If the plan is rolled out, the profiles of vaccinated users will get creepy ‘blue ticks’ to show they’ve been jabbed – not to mention access to premium content such as boosts, ‘super likes’ and ‘super swipes’ as an incentive. They’ll also be able to filter potential matches by vaccination status and even book an inoculation appointment through the app, which is already possible in the US.
Presumably, the non-vaccinated will be branded with a soldering iron or have a red cross daubed on their door, but this is yet to be confirmed. Either way, it’s absolutely bananas.
From a commercial perspective, why on Earth would anyone want to alienate their customer base by creating a system that shames them? It’s a total romance killer, which surely negates the entire purpose of a dating app’s existence.
Meanwhile, the entire proposal makes even less sense from a health standpoint. Yes, Covid-19 is real and poses a serious risk. But not for young people without a pre-existing health condition – they are in the demographic most likely to recover from the virus without serious consequences.
What’s more, they already display enthusiasm about receiving the vaccine. A recent study by the University of Michigan, in the US, published in the Journal of Adolescent Health, shows that 76% of teens and young adults are willing to get the jab.
Besides, is Covid-19 really the worst infection a person can get from a casual encounter? I’m no Alfred Kinsey, but I’m pretty sure the answer to that is no.
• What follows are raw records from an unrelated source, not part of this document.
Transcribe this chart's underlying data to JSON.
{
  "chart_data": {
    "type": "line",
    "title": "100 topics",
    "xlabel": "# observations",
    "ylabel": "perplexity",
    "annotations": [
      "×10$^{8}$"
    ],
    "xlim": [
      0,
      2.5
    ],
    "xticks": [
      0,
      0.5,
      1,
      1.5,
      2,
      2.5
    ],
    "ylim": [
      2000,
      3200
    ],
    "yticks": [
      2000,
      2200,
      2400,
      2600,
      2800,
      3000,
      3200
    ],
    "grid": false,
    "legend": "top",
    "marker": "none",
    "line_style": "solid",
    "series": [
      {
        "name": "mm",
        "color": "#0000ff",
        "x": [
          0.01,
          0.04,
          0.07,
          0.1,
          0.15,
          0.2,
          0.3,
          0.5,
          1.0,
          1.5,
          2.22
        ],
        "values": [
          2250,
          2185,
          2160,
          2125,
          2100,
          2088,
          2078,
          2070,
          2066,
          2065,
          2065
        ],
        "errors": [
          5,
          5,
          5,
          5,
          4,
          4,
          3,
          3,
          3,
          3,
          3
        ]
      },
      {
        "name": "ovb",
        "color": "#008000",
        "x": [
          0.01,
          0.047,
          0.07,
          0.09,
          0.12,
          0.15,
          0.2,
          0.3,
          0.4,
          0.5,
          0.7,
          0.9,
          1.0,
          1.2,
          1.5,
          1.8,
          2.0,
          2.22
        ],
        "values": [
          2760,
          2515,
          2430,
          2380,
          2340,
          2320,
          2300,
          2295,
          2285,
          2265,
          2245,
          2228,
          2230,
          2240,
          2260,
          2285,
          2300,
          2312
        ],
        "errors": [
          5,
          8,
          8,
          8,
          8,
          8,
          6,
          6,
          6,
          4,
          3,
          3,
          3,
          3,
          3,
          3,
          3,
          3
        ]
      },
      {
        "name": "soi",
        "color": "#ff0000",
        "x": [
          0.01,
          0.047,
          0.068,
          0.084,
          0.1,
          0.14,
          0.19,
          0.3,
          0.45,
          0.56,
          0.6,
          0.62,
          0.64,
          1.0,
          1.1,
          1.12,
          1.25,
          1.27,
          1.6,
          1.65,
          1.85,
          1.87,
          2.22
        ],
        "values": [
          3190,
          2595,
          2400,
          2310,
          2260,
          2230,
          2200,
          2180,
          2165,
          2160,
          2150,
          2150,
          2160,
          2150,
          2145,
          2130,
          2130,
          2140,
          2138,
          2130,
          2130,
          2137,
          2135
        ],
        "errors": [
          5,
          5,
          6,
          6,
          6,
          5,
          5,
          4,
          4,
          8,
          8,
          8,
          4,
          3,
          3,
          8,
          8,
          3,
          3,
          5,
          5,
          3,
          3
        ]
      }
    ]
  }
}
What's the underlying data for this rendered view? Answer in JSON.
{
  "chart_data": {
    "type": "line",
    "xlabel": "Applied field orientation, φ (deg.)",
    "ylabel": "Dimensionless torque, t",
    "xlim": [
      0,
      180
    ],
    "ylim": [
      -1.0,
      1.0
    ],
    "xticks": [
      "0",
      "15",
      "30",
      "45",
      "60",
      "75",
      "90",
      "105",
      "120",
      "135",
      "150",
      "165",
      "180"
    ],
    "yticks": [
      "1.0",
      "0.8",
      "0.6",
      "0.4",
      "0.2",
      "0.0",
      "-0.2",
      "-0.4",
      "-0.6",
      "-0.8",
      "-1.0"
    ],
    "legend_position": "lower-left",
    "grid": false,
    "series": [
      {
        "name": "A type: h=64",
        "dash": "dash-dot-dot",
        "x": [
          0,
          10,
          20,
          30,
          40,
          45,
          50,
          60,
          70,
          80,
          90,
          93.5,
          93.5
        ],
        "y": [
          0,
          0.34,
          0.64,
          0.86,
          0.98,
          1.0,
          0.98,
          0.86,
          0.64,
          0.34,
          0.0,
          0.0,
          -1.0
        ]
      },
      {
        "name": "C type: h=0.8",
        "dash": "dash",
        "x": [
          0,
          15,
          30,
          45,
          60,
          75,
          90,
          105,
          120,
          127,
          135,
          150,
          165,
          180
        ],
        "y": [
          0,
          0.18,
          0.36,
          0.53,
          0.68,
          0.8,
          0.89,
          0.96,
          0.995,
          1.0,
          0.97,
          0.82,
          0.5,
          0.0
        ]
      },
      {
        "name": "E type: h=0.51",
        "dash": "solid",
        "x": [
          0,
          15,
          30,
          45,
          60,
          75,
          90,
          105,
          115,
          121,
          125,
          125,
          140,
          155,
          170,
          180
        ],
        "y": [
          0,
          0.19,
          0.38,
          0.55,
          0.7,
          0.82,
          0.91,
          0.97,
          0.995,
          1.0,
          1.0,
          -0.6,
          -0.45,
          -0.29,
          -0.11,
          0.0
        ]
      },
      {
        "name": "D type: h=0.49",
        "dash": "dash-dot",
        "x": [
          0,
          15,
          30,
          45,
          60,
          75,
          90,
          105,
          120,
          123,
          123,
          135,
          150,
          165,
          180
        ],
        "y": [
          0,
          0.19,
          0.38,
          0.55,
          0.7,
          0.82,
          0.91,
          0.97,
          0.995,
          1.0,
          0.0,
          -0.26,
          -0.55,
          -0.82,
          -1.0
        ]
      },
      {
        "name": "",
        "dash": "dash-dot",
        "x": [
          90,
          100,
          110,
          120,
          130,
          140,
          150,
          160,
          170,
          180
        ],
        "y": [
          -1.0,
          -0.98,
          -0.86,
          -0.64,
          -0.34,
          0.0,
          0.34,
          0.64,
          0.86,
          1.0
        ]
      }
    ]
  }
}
According to Public Health England, there were 447,694 sexually transmitted infections in England during 2018. This included a 249% rise in cases of gonorrhea and a 165% increase in cases of syphilis since 2009. Unlike Covid, which affects older people most severely, singletons under 25 are the likeliest to get STIs – their diagnosis rates are roughly five times higher than those aged 25 to 59.
And there’s an additional risk: HIV. A total of 4,139 people were diagnosed with HIV in the UK in 2019. Of these, 1,559 were heterosexual and almost all of them had contracted it through unsafe sex. Despite this, there are no government sexual-health initiatives on dating apps, which make millions from people bumping nasties.
So, why are the powerful pushing Covid-19 vaccines on young people with such force? My theory is three-fold. First, there has been speculation, as yet unsubstantiated, that the vaccination of young people is actually being carried out to protect older people whose inoculation may, in some cases, be ineffective.
Second, it’s big money. Big Pharma is making millions from the vaccines – and many politicians are in cahoots with them. They have shares in the pharmaceutical companies or receive donations from them, which means they have a vested interest to shift more batches of the drugs.
Third, it allows lawmakers to push vaccine passports, which will eventually usher in a social credit system and give the government even more power over the populace. Is that really what we want?
There are many good reasons to be single. But the government’s infiltration of dating apps for their own gain might be the best one yet.